Drugi argument, który pojawia się w dyskusjach, sprowadza się do tego, że Kreml bez odbiorców w Europie nieźle sobie poradzi. Przykładowo, w ostatnich dniach państwowy koncern energetyczny Korei Południowej potwierdził, że nie ma zamiaru rezygnować z rosyjskiego LNG i będzie płacić Moskwie za surowiec w dolarach. Oczywistością jest też, że Chiny – nawet jeśli poirytowane wywołaną przez Kreml awanturą w Europie – nie pogardzą zwiększonymi dostawami z Rosji. W Azji znajdzie się też wielu innych graczy, którzy mogliby wypełnić lukę po Europie: w Indiach jest w tym sezonie olbrzymi deficyt węgla (indyjska energetyka węglem stoi, a zaczyna się właśnie – wyjątkowo gorący w tym roku – sezon letni, miliard Hindusów włącza właśnie klimatyzatory), bankrutująca Sri Lanka nie ma ani kropli ropy w magazynach, więc przy odpowiednio odłożonej płatności wzięłaby zapewne każdą ilość surowca po każdej cenie.
I ta cena jest tu bardzo istotnym czynnikiem: w przededniu ataku na Ukrainę cena ropy na światowych rynkach sięgała mniej więcej 96 dol. za baryłkę. W ostatni piątek przebijała pułap 119 dolarów, czyli przeszło 20 proc. więcej. Oznacza to ni mniej ni więcej, że Kreml - jeśli znalazłby klientów na surowiec nie sprzedany Europie - mógłby zarobić na jego sprzedaży znacznie więcej. Zatem uspokojenie sytuacji na rynkach i idące za tym zbicie cen byłoby dyskretniejszym i skuteczniejszym sposobem zaszkodzenia rosyjskiej machinie wojennej.
Obojętność Teksańczyków
Gdzieś w tle potencjalnego manewru Ursuli on der Leyen jest też pewne rozczarowanie aliantami zza Atlantyku. Jak wielokrotnie pisaliśmy na łamach „Rzeczpospolitej” nieliczne państwa w Europie mają dziś szansę znalezienia alternatywnych dostawców surowców energetycznych. Polska jest w o tyle komfortowej sytuacji, że oderwanie się od rosyjskiego gazu planowała od lat, więc zdążyła podpisać odpowiednie kontrakty i niemal zdążyła wybudować infrastrukturę. Ale mało który kraj na kontynencie jest w takiej sytuacji. A doświadczenie ostatnich kilku miesięcy potwierdza tylko, że eksporterzy surowców energetycznych wcale nie kwapią się do zastąpienia dostaw z Rosji – to wymagałoby inwestycji, których opłacalności nikt nie może być pewnym.

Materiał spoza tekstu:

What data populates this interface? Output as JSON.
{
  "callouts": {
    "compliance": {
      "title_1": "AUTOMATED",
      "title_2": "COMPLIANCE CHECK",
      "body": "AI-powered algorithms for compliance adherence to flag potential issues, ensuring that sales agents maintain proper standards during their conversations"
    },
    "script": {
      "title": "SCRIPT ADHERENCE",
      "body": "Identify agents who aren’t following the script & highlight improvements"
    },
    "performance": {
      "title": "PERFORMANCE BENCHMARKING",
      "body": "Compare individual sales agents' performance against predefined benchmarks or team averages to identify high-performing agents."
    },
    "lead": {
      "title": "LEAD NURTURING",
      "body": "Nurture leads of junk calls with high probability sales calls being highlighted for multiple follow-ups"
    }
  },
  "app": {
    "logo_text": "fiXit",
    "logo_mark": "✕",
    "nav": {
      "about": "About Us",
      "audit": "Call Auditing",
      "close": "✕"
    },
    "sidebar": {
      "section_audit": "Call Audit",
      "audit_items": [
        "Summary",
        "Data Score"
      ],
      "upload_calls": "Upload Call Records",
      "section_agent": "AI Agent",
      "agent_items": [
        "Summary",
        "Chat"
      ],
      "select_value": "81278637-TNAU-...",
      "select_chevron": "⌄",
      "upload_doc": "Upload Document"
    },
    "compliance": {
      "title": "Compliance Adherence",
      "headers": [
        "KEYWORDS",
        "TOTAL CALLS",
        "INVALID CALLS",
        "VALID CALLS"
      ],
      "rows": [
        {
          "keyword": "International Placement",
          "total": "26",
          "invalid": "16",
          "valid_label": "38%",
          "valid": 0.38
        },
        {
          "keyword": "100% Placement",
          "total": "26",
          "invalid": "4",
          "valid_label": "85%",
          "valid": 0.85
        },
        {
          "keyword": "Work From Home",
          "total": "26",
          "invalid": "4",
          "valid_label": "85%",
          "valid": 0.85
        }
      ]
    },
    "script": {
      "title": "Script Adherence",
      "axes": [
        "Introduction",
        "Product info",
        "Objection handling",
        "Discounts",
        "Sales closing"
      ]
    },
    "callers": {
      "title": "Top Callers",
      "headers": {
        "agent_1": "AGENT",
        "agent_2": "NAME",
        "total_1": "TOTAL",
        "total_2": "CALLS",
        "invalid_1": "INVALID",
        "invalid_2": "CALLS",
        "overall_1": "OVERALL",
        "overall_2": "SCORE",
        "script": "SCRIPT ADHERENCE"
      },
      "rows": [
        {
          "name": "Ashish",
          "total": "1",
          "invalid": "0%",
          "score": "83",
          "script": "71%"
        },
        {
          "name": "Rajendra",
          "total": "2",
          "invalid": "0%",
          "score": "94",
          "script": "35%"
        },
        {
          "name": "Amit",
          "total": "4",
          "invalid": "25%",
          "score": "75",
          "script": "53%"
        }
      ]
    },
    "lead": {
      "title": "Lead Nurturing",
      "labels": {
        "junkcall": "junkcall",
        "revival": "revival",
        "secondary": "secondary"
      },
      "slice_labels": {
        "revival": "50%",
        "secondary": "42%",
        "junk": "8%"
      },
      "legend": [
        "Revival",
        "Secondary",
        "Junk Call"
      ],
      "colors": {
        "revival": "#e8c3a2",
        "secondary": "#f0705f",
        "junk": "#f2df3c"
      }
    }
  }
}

Dotyczy to w szczególności amerykańskiego przemysłu surowcowego. Amerykańscy nafciarze ledwie dwa lata temu przeżyli szok: pandemia raptownie wyhamowała popyt na surowce, w szczególności na ropę. Wiele prywatnych firm, zwłaszcza mniejszego gabarytu, znalazło się w sytuacji, kiedy nie było komu sprzedawać, a cena nawet miała minusową wartość (20 kwietnia 2020 r. był pierwszy taki dzień w historii, kiedy do sprzedaży ropy właściwie należałoby dopłacać). I mimo że dziś firmy te pompują, ile tchu w piersiach starcza, to jeszcze nie podniosły się po tamtym szoku (również finansowo).
Po tamtym traumatycznym sezonie, amerykańscy nafciarze znaleźli się pod presją Wall Street. – Inwestorzy naciskają dziś, by spółki wydobywcze podzieliły się z nimi zyskami, zamiast pakować pieniądze w długoterminowe inwestycje, zwłaszcza biorąc pod uwagę, że popyt na świecie może się stopniowo zmniejszać wraz z odchodzeniem świata od paliw kopalnych – tłumaczył to w rozmowie z BBC Raoul LeBlanc, wiceprezes S&P Global. – Zatem skoro nie ma w moich akcjach wieloletniej perspektywy, muszę płacić agresywną dywidendę – tłumaczył.
Ta ostrożność w inwestowaniu w nowe moce wydobywcze jest potęgowana innymi rynkowymi trudnościami: przemysł wydobywczy skarży się na wysokie ceny i malejącą dostępność np. rur, które mogą służyć do budowy nowych tras przesyłu, armatorzy zajmujący się transportem surowców też nie rzucili się do budowy nowych jednostek, a większość istniejących – np. służących do transportu LNG – jest dziś zarezerwowana na potrzeby dostaw dla krajów azjatyckich.